Career
Adulthood's Dirty Secret
Social class is felt most palpably in education, family life and work.
Posted March 5, 2015
Class is one of this country’s dirty secrets. In a purportedly classless society, the notion that individual lives are conditioned by their socio-economic class seems positively un-American.
Yet in a period of worsening economic inequality, class now makes itself felt in ways unseen since before World War II.
The impact of class is most palpable not in income or consumption patterns, but in educational trajectories, family life, and the nature of work
Class differences in work patterns are perhaps the most obvious. In the new information and knowledge economy, there are stark differences in employees’ autonomy, work schedules, job security, and pay. Today’s working class adults are far more likely to have unpredictable work schedules and extremely limited savings. The result is exceptional vulnerability to a lay-off, an illness, or a divorce, which can easily result in bankruptcy.

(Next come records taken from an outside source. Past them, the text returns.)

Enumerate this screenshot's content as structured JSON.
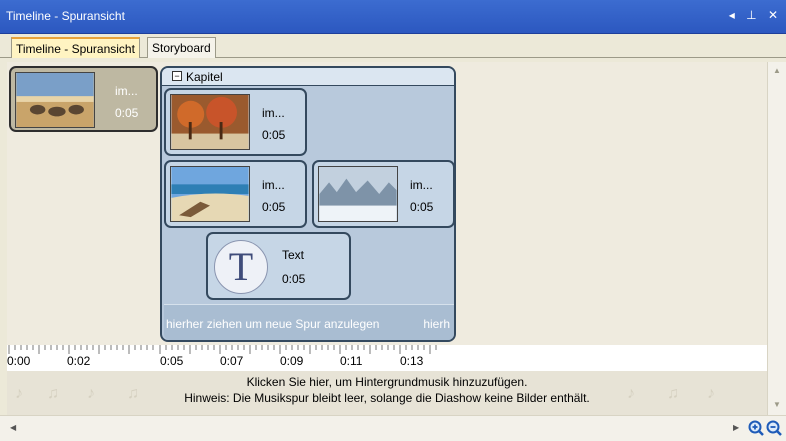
{
  "window": {
    "title": "Timeline - Spuransicht"
  },
  "tabs": [
    {
      "label": "Timeline - Spuransicht",
      "active": true
    },
    {
      "label": "Storyboard",
      "active": false
    }
  ],
  "clips": {
    "outer": {
      "name": "im...",
      "duration": "0:05"
    },
    "chapter": {
      "label": "Kapitel",
      "collapse_symbol": "−",
      "items": [
        {
          "name": "im...",
          "duration": "0:05"
        },
        {
          "name": "im...",
          "duration": "0:05"
        },
        {
          "name": "im...",
          "duration": "0:05"
        }
      ],
      "text_clip": {
        "icon_letter": "T",
        "name": "Text",
        "duration": "0:05"
      },
      "drop_hint": "hierher ziehen um neue Spur anzulegen",
      "drop_hint_right": "hierh"
    }
  },
  "ruler": {
    "labels": [
      "0:00",
      "0:02",
      "0:05",
      "0:07",
      "0:09",
      "0:11",
      "0:13"
    ]
  },
  "music": {
    "line1": "Klicken Sie hier, um Hintergrundmusik hinzuzufügen.",
    "line2": "Hinweis: Die Musikspur bleibt leer, solange die Diashow keine Bilder enthält."
  },
  "icons": {
    "zoom_in": "zoom-in-icon",
    "zoom_out": "zoom-out-icon"
  }
}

Yet just as important are differences in educational patterns and family life. Working class Americans are far more likely to enroll in two-year colleges and never receive a degree. In the top income quartile, 77 percent eventually get a bachelor’s degree. In the bottom quartile, just 9 percent do.
Working class family relationships are far less stable than those among the more affluent and churn in romantic partners is significantly greater. As a result, family relationships tend to be much more complex.
Divergences in young people’s upbringing have become especially pronounced. Poor women are about five times as likely to have an unintended birth as affluent women. Social commentator Robert Putnam has observed a growing class gap in parents’ time investment in reading, playing, and conversing with children, in expenditures on children and in attending school activities. He’s also identified a growing class gap in high schoolers’ participation in extracurricular activities: sports, clubs, band, music, art, or dance lessons, and volunteer work.
As individuals grow older, as marriages break up, layoffs occur, and health problems mount, social divisions deepen. How individuals cope with these disruptions depends partly on individual psychology—on those “non-cognitive” factors such as resilience, grit, and determination. But class makes a huge difference, since financial resources, access to mental health support, social connections, and embeddedness in a supportive community—all class connected—make coping far easier.
It’s not surprising, then, that poorer adults report higher levels of anger, anxiety, depression, isolation, and pain than those with higher incomes.